The best ways to recover from a cold
Article date: 15 May 2014
It's never fun being struck down with a cold, regardless of the time of year. However, with the summer months quickly encroaching upon us, there's a certain feeling of injustice that accompanies those coughs, sneezes and general illness.
According to official figures, we experience around two to four bouts of the common cold every year, while the number increases to an average of between three and eight for children.
So, what are the best ways to rid yourself of this inconvenience as quickly as the symptoms appeared in the first place? Read on for some handy tips.
In most cases, there is absolutely no reason why you should need to make an appointment to see you GP for help and advice.
As long as you've got a well-stocked medical cupboard, you should be sufficiently equipped to handle your symptoms, with painkillers like paracetamol and ibuprofen useful for reducing fevers and limiting the discomfort brought about by headaches and other similar pains. However, you should always consult the manufacturer's instructions to ensure you administer the correct dosage throughout the day.
Inhaling steam over a recently-boiled bowl of water is another useful technique - just be careful not to scald yourself!
By breathing deeply over the steam with a towel over your head you may find it much easier to clear congestion caused by mucus, while adding menthol or eucalyptus to the water can make this method even more effective.
Watch your diet
What you eat and drink is essential to aiding your recovery, as the nutrients you consume will work towards battling the cold out of your system.
Food and beverages that are high in vitamin C content are standard solutions for fighting off illness, as it is a useful antioxidant that helps protect against harmful molecules.
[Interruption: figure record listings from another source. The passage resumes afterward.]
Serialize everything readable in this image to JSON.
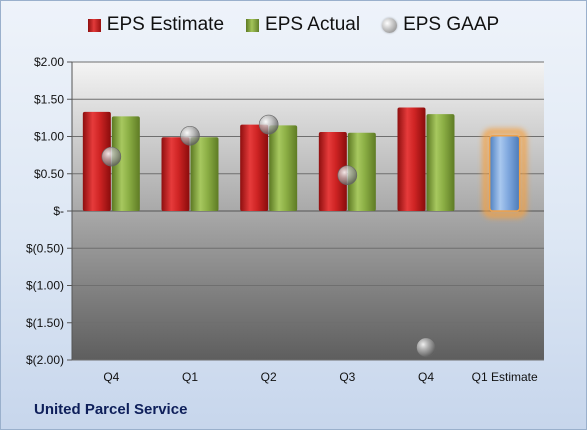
{
  "chart_data": {
    "type": "bar",
    "categories": [
      "Q4",
      "Q1",
      "Q2",
      "Q3",
      "Q4",
      "Q1 Estimate"
    ],
    "series": [
      {
        "name": "EPS Estimate",
        "values": [
          1.33,
          0.99,
          1.16,
          1.06,
          1.39,
          null
        ],
        "color": "#d42a2a"
      },
      {
        "name": "EPS Actual",
        "values": [
          1.27,
          0.99,
          1.15,
          1.05,
          1.3,
          null
        ],
        "color": "#8fb14a"
      },
      {
        "name": "EPS GAAP",
        "values": [
          0.73,
          1.01,
          1.16,
          0.48,
          -1.83,
          null
        ],
        "color": "#b8b8b8"
      }
    ],
    "estimate": {
      "category_index": 5,
      "value": 1.01,
      "color": "#7aa6dd",
      "glow_color": "#f5a040"
    },
    "y_ticks": [
      {
        "value": 2.0,
        "label": "$2.00"
      },
      {
        "value": 1.5,
        "label": "$1.50"
      },
      {
        "value": 1.0,
        "label": "$1.00"
      },
      {
        "value": 0.5,
        "label": "$0.50"
      },
      {
        "value": 0.0,
        "label": "$-"
      },
      {
        "value": -0.5,
        "label": "$(0.50)"
      },
      {
        "value": -1.0,
        "label": "$(1.00)"
      },
      {
        "value": -1.5,
        "label": "$(1.50)"
      },
      {
        "value": -2.0,
        "label": "$(2.00)"
      }
    ],
    "ylim": [
      -2.0,
      2.0
    ],
    "grid": true,
    "legend_position": "top"
  },
  "footer": {
    "company": "United Parcel Service"
  }
}
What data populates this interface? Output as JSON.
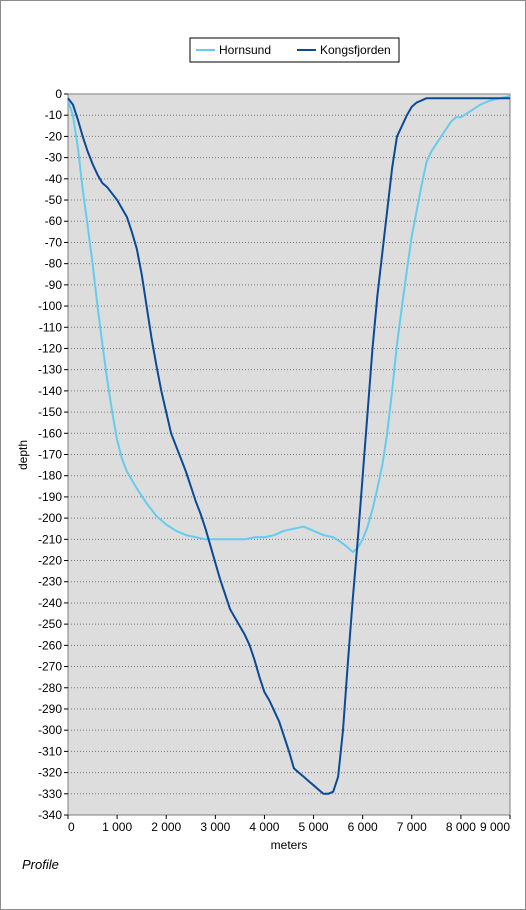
{
  "chart_data": {
    "type": "line",
    "title": "",
    "xlabel": "meters",
    "ylabel": "depth",
    "xlim": [
      0,
      9000
    ],
    "ylim": [
      -340,
      0
    ],
    "x_ticks": [
      0,
      1000,
      2000,
      3000,
      4000,
      5000,
      6000,
      7000,
      8000,
      9000
    ],
    "x_tick_labels": [
      "0",
      "1 000",
      "2 000",
      "3 000",
      "4 000",
      "5 000",
      "6 000",
      "7 000",
      "8 000",
      "9 000"
    ],
    "y_ticks": [
      0,
      -10,
      -20,
      -30,
      -40,
      -50,
      -60,
      -70,
      -80,
      -90,
      -100,
      -110,
      -120,
      -130,
      -140,
      -150,
      -160,
      -170,
      -180,
      -190,
      -200,
      -210,
      -220,
      -230,
      -240,
      -250,
      -260,
      -270,
      -280,
      -290,
      -300,
      -310,
      -320,
      -330,
      -340
    ],
    "y_tick_labels": [
      "0",
      "-10",
      "-20",
      "-30",
      "-40",
      "-50",
      "-60",
      "-70",
      "-80",
      "-90",
      "-100",
      "-110",
      "-120",
      "-130",
      "-140",
      "-150",
      "-160",
      "-170",
      "-180",
      "-190",
      "-200",
      "-210",
      "-220",
      "-230",
      "-240",
      "-250",
      "-260",
      "-270",
      "-280",
      "-290",
      "-300",
      "-310",
      "-320",
      "-330",
      "-340"
    ],
    "grid": "horizontal dotted",
    "plot_background": "#dddddd",
    "legend_position": "top-right",
    "series": [
      {
        "name": "Hornsund",
        "color": "#66ccee",
        "x": [
          0,
          100,
          200,
          300,
          400,
          500,
          600,
          700,
          800,
          900,
          1000,
          1100,
          1200,
          1300,
          1400,
          1600,
          1800,
          2000,
          2200,
          2400,
          2600,
          2800,
          3000,
          3200,
          3400,
          3600,
          3800,
          4000,
          4200,
          4400,
          4600,
          4800,
          5000,
          5200,
          5400,
          5600,
          5700,
          5800,
          5900,
          6000,
          6100,
          6200,
          6300,
          6400,
          6500,
          6600,
          6700,
          6800,
          6900,
          7000,
          7100,
          7200,
          7300,
          7400,
          7600,
          7800,
          7900,
          8000,
          8200,
          8400,
          8600,
          8800,
          9000
        ],
        "y": [
          -3,
          -10,
          -25,
          -45,
          -62,
          -80,
          -100,
          -118,
          -135,
          -150,
          -163,
          -172,
          -178,
          -182,
          -186,
          -193,
          -199,
          -203,
          -206,
          -208,
          -209,
          -210,
          -210,
          -210,
          -210,
          -210,
          -209,
          -209,
          -208,
          -206,
          -205,
          -204,
          -206,
          -208,
          -209,
          -212,
          -214,
          -216,
          -214,
          -210,
          -204,
          -196,
          -186,
          -175,
          -160,
          -140,
          -118,
          -100,
          -83,
          -67,
          -55,
          -43,
          -32,
          -27,
          -20,
          -13,
          -11,
          -11,
          -8,
          -5,
          -3,
          -2,
          -1
        ]
      },
      {
        "name": "Kongsfjorden",
        "color": "#0a4a96",
        "x": [
          0,
          100,
          200,
          300,
          400,
          500,
          600,
          700,
          800,
          900,
          1000,
          1100,
          1200,
          1300,
          1400,
          1500,
          1600,
          1700,
          1800,
          1900,
          2000,
          2100,
          2200,
          2300,
          2400,
          2500,
          2600,
          2700,
          2800,
          2900,
          3000,
          3100,
          3200,
          3300,
          3400,
          3500,
          3600,
          3700,
          3800,
          3900,
          4000,
          4100,
          4200,
          4300,
          4400,
          4500,
          4600,
          4700,
          4800,
          4900,
          5000,
          5100,
          5200,
          5300,
          5400,
          5500,
          5600,
          5700,
          5800,
          5900,
          6000,
          6100,
          6200,
          6300,
          6400,
          6500,
          6600,
          6700,
          6800,
          6900,
          7000,
          7100,
          7200,
          7300,
          7400,
          7500,
          7600,
          7700,
          7800,
          7900,
          8000,
          8100,
          8200,
          8300,
          8400,
          8500,
          8600,
          8700,
          8800,
          8900,
          9000
        ],
        "y": [
          -2,
          -5,
          -12,
          -20,
          -27,
          -33,
          -38,
          -42,
          -44,
          -47,
          -50,
          -54,
          -58,
          -65,
          -73,
          -85,
          -100,
          -115,
          -128,
          -140,
          -150,
          -160,
          -166,
          -172,
          -178,
          -185,
          -192,
          -198,
          -205,
          -213,
          -221,
          -229,
          -236,
          -243,
          -247,
          -251,
          -255,
          -260,
          -267,
          -275,
          -282,
          -286,
          -291,
          -296,
          -303,
          -310,
          -318,
          -320,
          -322,
          -324,
          -326,
          -328,
          -330,
          -330,
          -329,
          -322,
          -300,
          -268,
          -238,
          -210,
          -180,
          -150,
          -120,
          -95,
          -75,
          -55,
          -35,
          -20,
          -15,
          -10,
          -6,
          -4,
          -3,
          -2,
          -2,
          -2,
          -2,
          -2,
          -2,
          -2,
          -2,
          -2,
          -2,
          -2,
          -2,
          -2,
          -2,
          -2,
          -2,
          -2,
          -2
        ]
      }
    ]
  },
  "caption": "Profile"
}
It also maintains blood vessels, bones and muscle.
Similarly, protein helps to build immune cells and prompt a response from your internal illness-fighting system. While this may prove to be more difficult for vegetarians and those who don't naturally eat a lot of protein, it could be well worth looking into what non-meat products can help in this area. Spicy food can make a significant difference, with typical ingredients like ginger and chili peppers possessing anti-viral and anti-bacterial properties. Chicken curry, anyone?
Drinking lots of water also prevents you from becoming dehydrated, while mixing it with honey can help battle infection thanks to the sweetener's antibacterial qualities.
Take hot showers or baths
Because colds thrive in dry conditions, creating humidity in your immediate environment can make it more difficult for your illness to spread.
A hot bath or shower can moisturise your nasal passage, providing much needed relief if you're feeling sore in this area. Just like sticking your head over a steam bowl, this approach can also help loosen congestion in your respiratory system, making it easier to breathe.
Finally, your tired and aching muscles will probably thank you for a relaxing soak, making a quick dip in the tub a welcoming option for anyone feeling under the weather.